Upfront season is upon us. CableFAX and similar publications are rampant with ads and press releases touting the value propositions of dozens of broadcast and cable networks to the advertising community. Whether the proving ground is a standard metric such as audience growth or total reach, or an emerging metric that integrates psychographic components, value propositions are being defined every minute—all in the pursuit of precious slivers of the multibillion-dollar ad pie.

In a year where both an Olympics and a Presidential election are occurring, coupled with the encouraging signs of a rising stock market, the opportunity to grow the sizes of these monetary slivers is as robust as it has been in recent years. At the same time, the slivers of the linear TV audience pie, particularly in the live and live-plus-same-day measurement worlds, are shrinking.  Flat is the new “up.” English-language networks are regularly being beaten by Spanish-language networks and, more than ever, the viewing of episodic entertainment television is occurring when and where it’s most convenient for the viewer. 
When non-live, non-linear viewing of content is aggregated, there is an assumption that more people are watching more different things, in more different ways, than ever before. Anecdotally and intuitively, between DVR time-shifting, set top box-enabled on demand, such as FOD and SVOD, and broadband-enabled on demand, such as Netflix or Hulu, this assumption should be easily demonstrable. However, the fluidity of technological development and deployment currently makes such proof difficult. There are myriad issues around the complexities of the process of accurate measurement of TV Everywhere—a process further complicated by good, old-fashioned competition.

Recently the CTAM Research Committee received presentations on cross-platform measurement from Nielsen, Arvitron and comScore, each of which provides test panel measurement. These companies already have beachheads at their disposal for baseline metrics. Nielsen has its National Peoplemeter TV panel, comScore has an online panel that has deep equity in the digital world and Arbitron has the technology and legacy of its expired Portable Peoplemeter panel, which attempted to measure multiple media concurrently. 

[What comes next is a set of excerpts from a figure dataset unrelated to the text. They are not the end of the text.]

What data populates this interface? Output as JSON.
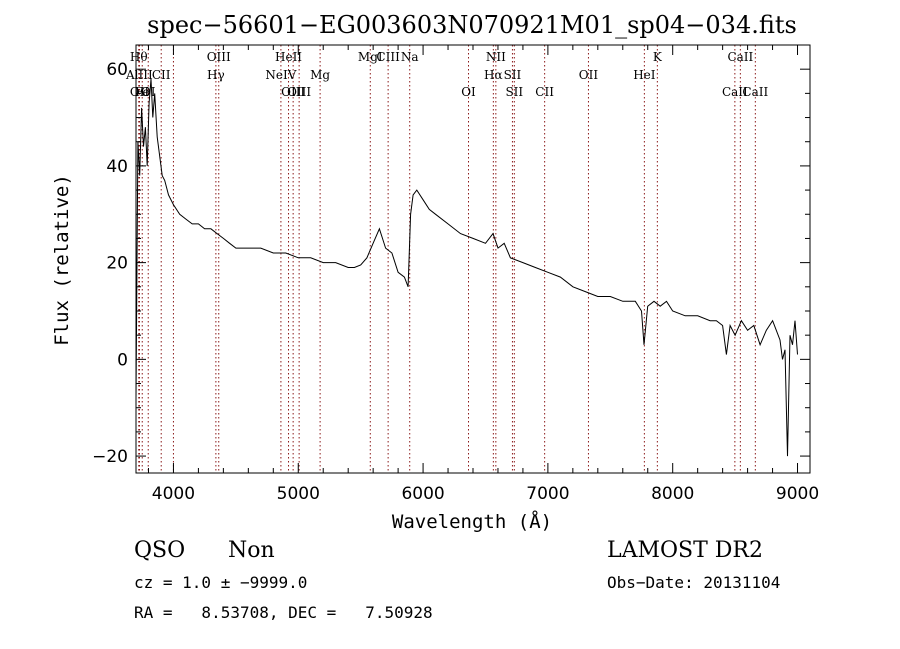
{
  "chart_data": {
    "type": "line",
    "title": "spec−56601−EG003603N070921M01_sp04−034.fits",
    "xlabel": "Wavelength (Å)",
    "ylabel": "Flux (relative)",
    "xlim": [
      3700,
      9100
    ],
    "ylim": [
      -23.5,
      65
    ],
    "xticks": [
      4000,
      5000,
      6000,
      7000,
      8000,
      9000
    ],
    "yticks": [
      -20,
      0,
      20,
      40,
      60
    ],
    "ytick_labels": [
      "−20",
      "0",
      "20",
      "40",
      "60"
    ],
    "grid": false,
    "line_color": "#000000",
    "marker_color": "#8b1a1a",
    "series": [
      {
        "x": [
          3700,
          3715,
          3730,
          3745,
          3760,
          3775,
          3790,
          3805,
          3820,
          3835,
          3850,
          3870,
          3890,
          3910,
          3930,
          3960,
          4000,
          4050,
          4100,
          4150,
          4200,
          4250,
          4300,
          4350,
          4400,
          4450,
          4500,
          4600,
          4700,
          4800,
          4900,
          5000,
          5100,
          5200,
          5300,
          5400,
          5450,
          5500,
          5550,
          5600,
          5650,
          5700,
          5750,
          5800,
          5850,
          5880,
          5900,
          5920,
          5950,
          6000,
          6050,
          6100,
          6200,
          6300,
          6400,
          6500,
          6560,
          6600,
          6650,
          6700,
          6800,
          6900,
          7000,
          7100,
          7200,
          7300,
          7400,
          7500,
          7600,
          7700,
          7750,
          7770,
          7800,
          7850,
          7900,
          7950,
          8000,
          8100,
          8200,
          8300,
          8350,
          8400,
          8430,
          8460,
          8500,
          8550,
          8600,
          8650,
          8700,
          8750,
          8800,
          8830,
          8860,
          8880,
          8900,
          8920,
          8940,
          8960,
          8980,
          9000
        ],
        "y": [
          -8,
          45,
          38,
          52,
          44,
          48,
          40,
          53,
          58,
          50,
          55,
          46,
          42,
          38,
          37,
          34,
          32,
          30,
          29,
          28,
          28,
          27,
          27,
          26,
          25,
          24,
          23,
          23,
          23,
          22,
          22,
          21,
          21,
          20,
          20,
          19,
          19,
          19.5,
          21,
          24,
          27,
          23,
          22,
          18,
          17,
          15,
          30,
          34,
          35,
          33,
          31,
          30,
          28,
          26,
          25,
          24,
          26,
          23,
          24,
          21,
          20,
          19,
          18,
          17,
          15,
          14,
          13,
          13,
          12,
          12,
          10,
          3,
          11,
          12,
          11,
          12,
          10,
          9,
          9,
          8,
          8,
          7,
          1,
          7,
          5,
          8,
          6,
          7,
          3,
          6,
          8,
          6,
          4,
          0,
          2,
          -20,
          5,
          3,
          8,
          1
        ]
      }
    ],
    "line_markers": [
      {
        "x": 3722,
        "row": 1,
        "label": "Hθ"
      },
      {
        "x": 3727,
        "row": 2,
        "label": "AlIII"
      },
      {
        "x": 3728,
        "row": 3,
        "label": "OII"
      },
      {
        "x": 3750,
        "row": 3,
        "label": "Fe"
      },
      {
        "x": 3798,
        "row": 3,
        "label": "OI"
      },
      {
        "x": 3902,
        "row": 2,
        "label": "CII"
      },
      {
        "x": 4000,
        "row": 1,
        "label": ""
      },
      {
        "x": 4340,
        "row": 2,
        "label": "Hγ"
      },
      {
        "x": 4363,
        "row": 1,
        "label": "OIII"
      },
      {
        "x": 4861,
        "row": 2,
        "label": "NeIV"
      },
      {
        "x": 4922,
        "row": 1,
        "label": "HeII"
      },
      {
        "x": 4959,
        "row": 3,
        "label": "OIII"
      },
      {
        "x": 5007,
        "row": 3,
        "label": "OIII"
      },
      {
        "x": 5175,
        "row": 2,
        "label": "Mg"
      },
      {
        "x": 5577,
        "row": 1,
        "label": "MgI"
      },
      {
        "x": 5720,
        "row": 1,
        "label": "CIII"
      },
      {
        "x": 5893,
        "row": 1,
        "label": "Na"
      },
      {
        "x": 6364,
        "row": 3,
        "label": "OI"
      },
      {
        "x": 6563,
        "row": 2,
        "label": "Hα"
      },
      {
        "x": 6583,
        "row": 1,
        "label": "NII"
      },
      {
        "x": 6716,
        "row": 2,
        "label": "SII"
      },
      {
        "x": 6731,
        "row": 3,
        "label": "SII"
      },
      {
        "x": 6974,
        "row": 3,
        "label": "CII"
      },
      {
        "x": 7325,
        "row": 2,
        "label": "OII"
      },
      {
        "x": 7773,
        "row": 2,
        "label": "HeI"
      },
      {
        "x": 7877,
        "row": 1,
        "label": "K"
      },
      {
        "x": 8498,
        "row": 3,
        "label": "CaII"
      },
      {
        "x": 8542,
        "row": 1,
        "label": "CaII"
      },
      {
        "x": 8662,
        "row": 3,
        "label": "CaII"
      }
    ]
  },
  "info": {
    "class_label": "QSO",
    "subclass_label": "Non",
    "survey_label": "LAMOST DR2",
    "cz_text": "cz = 1.0 ± −9999.0",
    "obs_date_text": "Obs−Date: 20131104",
    "radec_text": "RA =   8.53708, DEC =   7.50928"
  }
}
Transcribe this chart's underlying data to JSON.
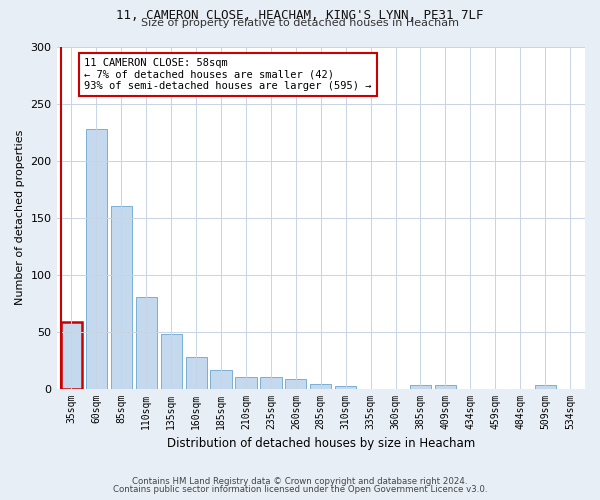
{
  "title1": "11, CAMERON CLOSE, HEACHAM, KING'S LYNN, PE31 7LF",
  "title2": "Size of property relative to detached houses in Heacham",
  "xlabel": "Distribution of detached houses by size in Heacham",
  "ylabel": "Number of detached properties",
  "categories": [
    "35sqm",
    "60sqm",
    "85sqm",
    "110sqm",
    "135sqm",
    "160sqm",
    "185sqm",
    "210sqm",
    "235sqm",
    "260sqm",
    "285sqm",
    "310sqm",
    "335sqm",
    "360sqm",
    "385sqm",
    "409sqm",
    "434sqm",
    "459sqm",
    "484sqm",
    "509sqm",
    "534sqm"
  ],
  "values": [
    58,
    228,
    160,
    80,
    48,
    28,
    16,
    10,
    10,
    8,
    4,
    2,
    0,
    0,
    3,
    3,
    0,
    0,
    0,
    3,
    0
  ],
  "bar_color": "#c5d9ee",
  "bar_edge_color": "#7aafd4",
  "highlight_bar_index": 0,
  "highlight_color": "#cc0000",
  "annotation_text": "11 CAMERON CLOSE: 58sqm\n← 7% of detached houses are smaller (42)\n93% of semi-detached houses are larger (595) →",
  "annotation_box_color": "white",
  "annotation_box_edge_color": "#cc0000",
  "ylim": [
    0,
    300
  ],
  "yticks": [
    0,
    50,
    100,
    150,
    200,
    250,
    300
  ],
  "footer1": "Contains HM Land Registry data © Crown copyright and database right 2024.",
  "footer2": "Contains public sector information licensed under the Open Government Licence v3.0.",
  "bg_color": "#e8eef6",
  "plot_bg_color": "#ffffff",
  "grid_color": "#c8d4e4"
}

However, each has significant hurdles to overcome to be a lead horse in the TV Everywhere measurement derby. In attempting to build out their respective incumbent platforms, each vendor has had its share of challenges. From panel acceptance of multiple screen measurement to the ability of the baseline panels to project an accurate representation of total U.S. demography, each company has spent significant time and money learning that initial assumptions were not necessarily correct. In turn, they’ve realized further advances were needed in order to keep up with fast-paced changes in new technology, such as viewing content within apps and TV streaming on tablets and smartphones. Unsurprisingly, each has both consistent and parochial views on which of their assumptions are correct and which need further refinement. The consequence of this competition is frequently conflicting results about the who, what, when and how of viewing on the second screen, third screen and beyond.

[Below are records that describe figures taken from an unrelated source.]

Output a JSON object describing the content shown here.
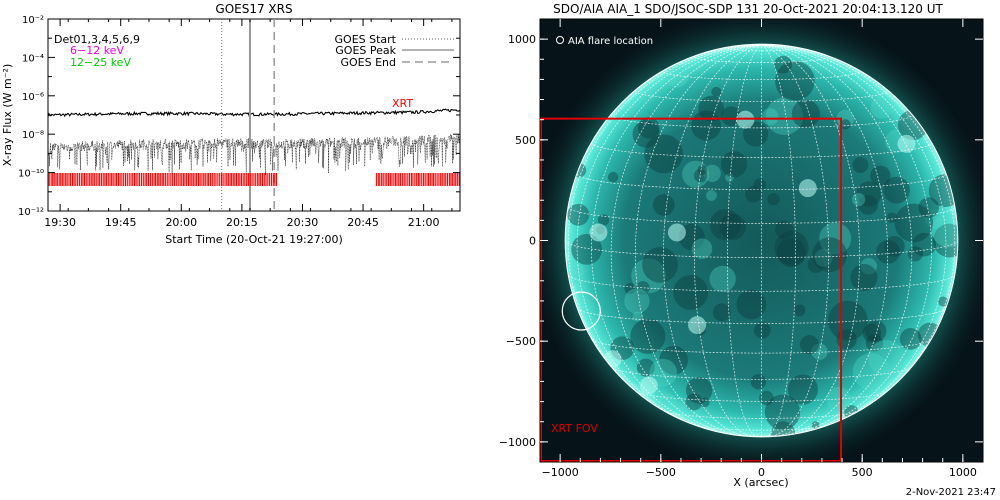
{
  "chart_data": [
    {
      "type": "line",
      "title": "GOES17 XRS",
      "xlabel": "Start Time (20-Oct-21 19:27:00)",
      "ylabel": "X-ray Flux (W m⁻²)",
      "x_range_minutes_from_1927": [
        0,
        102
      ],
      "xtick_labels": [
        "19:30",
        "19:45",
        "20:00",
        "20:15",
        "20:30",
        "20:45",
        "21:00"
      ],
      "xtick_minutes_from_1927": [
        3,
        18,
        33,
        48,
        63,
        78,
        93
      ],
      "ylim": [
        1e-12,
        0.01
      ],
      "yscale": "log",
      "ytick_labels": [
        "10⁻¹²",
        "10⁻¹⁰",
        "10⁻⁸",
        "10⁻⁶",
        "10⁻⁴",
        "10⁻²"
      ],
      "ytick_values": [
        1e-12,
        1e-10,
        1e-08,
        1e-06,
        0.0001,
        0.01
      ],
      "header_labels": [
        "Det01,3,4,5,6,9"
      ],
      "legend_left": [
        {
          "name": "6−12 keV",
          "color": "#ee00ee"
        },
        {
          "name": "12−25 keV",
          "color": "#00cc00"
        }
      ],
      "legend_right": [
        {
          "name": "GOES Start",
          "style": "dotted"
        },
        {
          "name": "GOES Peak",
          "style": "solid"
        },
        {
          "name": "GOES End",
          "style": "dashed"
        }
      ],
      "vlines_minutes_from_1927": {
        "goes_start": 43,
        "goes_peak": 50,
        "goes_end": 56
      },
      "series": [
        {
          "values": [
            1e-07,
            1.1e-07,
            1.2e-07,
            1.2e-07,
            1.1e-07,
            1.1e-07,
            1.2e-07,
            1.3e-07,
            1.4e-07,
            1.9e-07
          ]
        },
        {
          "values": [
            2e-09,
            2.5e-09,
            3e-09,
            3e-09,
            3.5e-09,
            3e-09,
            3.5e-09,
            4e-09,
            4.5e-09,
            6e-09
          ]
        }
      ],
      "xrt_label": "XRT",
      "xrt_color": "#ff0000",
      "xrt_coverage_minutes_from_1927": [
        [
          0,
          57
        ],
        [
          81,
          102
        ]
      ]
    },
    {
      "type": "image",
      "title": "SDO/AIA AIA_1 SDO/JSOC-SDP 131 20-Oct-2021 20:04:13.120 UT",
      "xlabel": "X (arcsec)",
      "x_range": [
        -1100,
        1100
      ],
      "y_range": [
        -1100,
        1100
      ],
      "xtick_values": [
        -1000,
        -500,
        0,
        500,
        1000
      ],
      "xtick_labels": [
        "−1000",
        "−500",
        "0",
        "500",
        "1000"
      ],
      "ytick_values": [
        -1000,
        -500,
        0,
        500,
        1000
      ],
      "ytick_labels": [
        "−1000",
        "−500",
        "0",
        "500",
        "1000"
      ],
      "disk_radius_arcsec": 975,
      "flare_location_label": "AIA flare location",
      "flare_location_arcsec": [
        -895,
        -350
      ],
      "xrt_fov_label": "XRT FOV",
      "xrt_fov_arcsec": {
        "x": [
          -1100,
          395
        ],
        "y": [
          -1100,
          605
        ]
      },
      "colors": {
        "disk": "#2fd6c4",
        "fov": "#e00000",
        "grid": "#ffffff"
      }
    }
  ],
  "footer": {
    "date": "2-Nov-2021 23:47"
  }
}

Disparate results from different panels are not uncommon in media research. Industry veterans know Nielsen and Arbitron co-existed in local television measurement for decades. As more demographic columns and viewing rows were added to the competitive matrix, the results for a specific program were often dramatically different. Buyers and sellers were often shrugging their shoulders and saying, “It’s just apples and oranges.” Digital researchers know this is currently true between Nielsen and comScore panels, let alone site-specific trackers. Let’s not even begin to touch on the degree of differences between the various—and still-emerging—metrics for social media. 

The chief difference between the aforementioned situation and that of multiscreen measurement is that the very core of the media business as we know it is riding on the industry’s ability to find a way to produce an accurate number of collective eyeballs who are watching and interacting with content. Program suppliers cannot afford to produce quality product exclusively for a linear platform where fewer people are choosing to watch. “Digital dimes” cannot continue to be an accepted currency gap, when the growth rate and demographic breadth of device viewing far exceeds that of most incumbent media. There is always a need to be right, but equally critical is the need to be right—now.

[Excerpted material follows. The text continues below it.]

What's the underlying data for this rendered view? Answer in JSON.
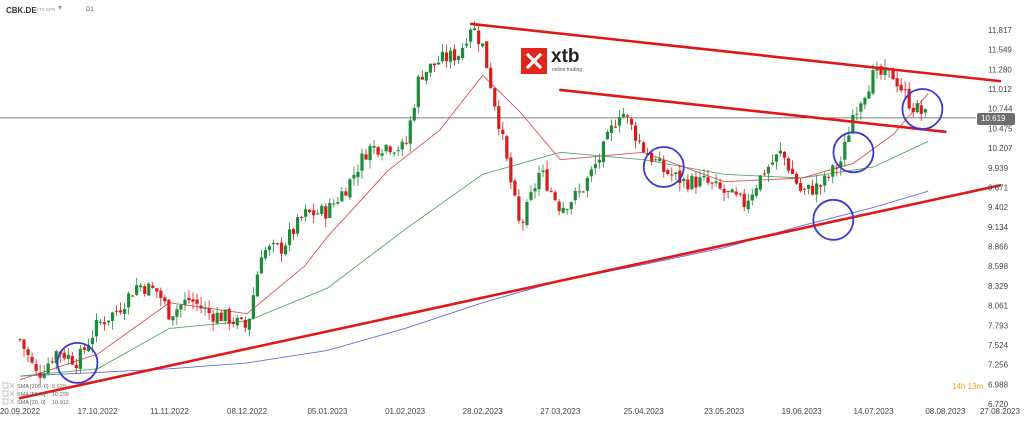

The simplest way to advance this timetable is by creating a joint venture between people who bring something different to the table, whether it is client sector equity, more seamless technical adaptability or fiscal resources. This would harness the power of the collective brain trusts—and money—into a single project, uniformly aimed at creating a metric that would be accepted by both advertisers and producers, and by both traditional and emerging media. The revenue potential from the larger, holistic pie would more than cover the total investment over time, and with three companies sharing the costs, their individual downsides would diminish commensurately. There is an objective, experienced consortium already in place, the Coalition for Innovative Media Measurement (CIMM), to take a first pass on who would do what in such a JV. In addition, the majority of significant end users’ research management constitutes CIMM’s advisory board.  

Working together to produce something that leads to incremental dollars versus working competitively to produce R & D that can’t is low-hanging fruit in this debate. Apples, oranges, or otherwise. 

(Steve Leblang recently joined GSN as Vice President of Program Planning and Acquisitions, where he spearheads scheduling and competitive analysis for the network. He spent more than a decade as head of strategic planning and research for several divisions of FOX Cable, including FX, Speed, FUEL TV and FOX Soccer Channel. Steve served on CTAM’s Research Committee for many years and chaired the 2006 CTAM Research Conference, for which he was honored with a TAMI.)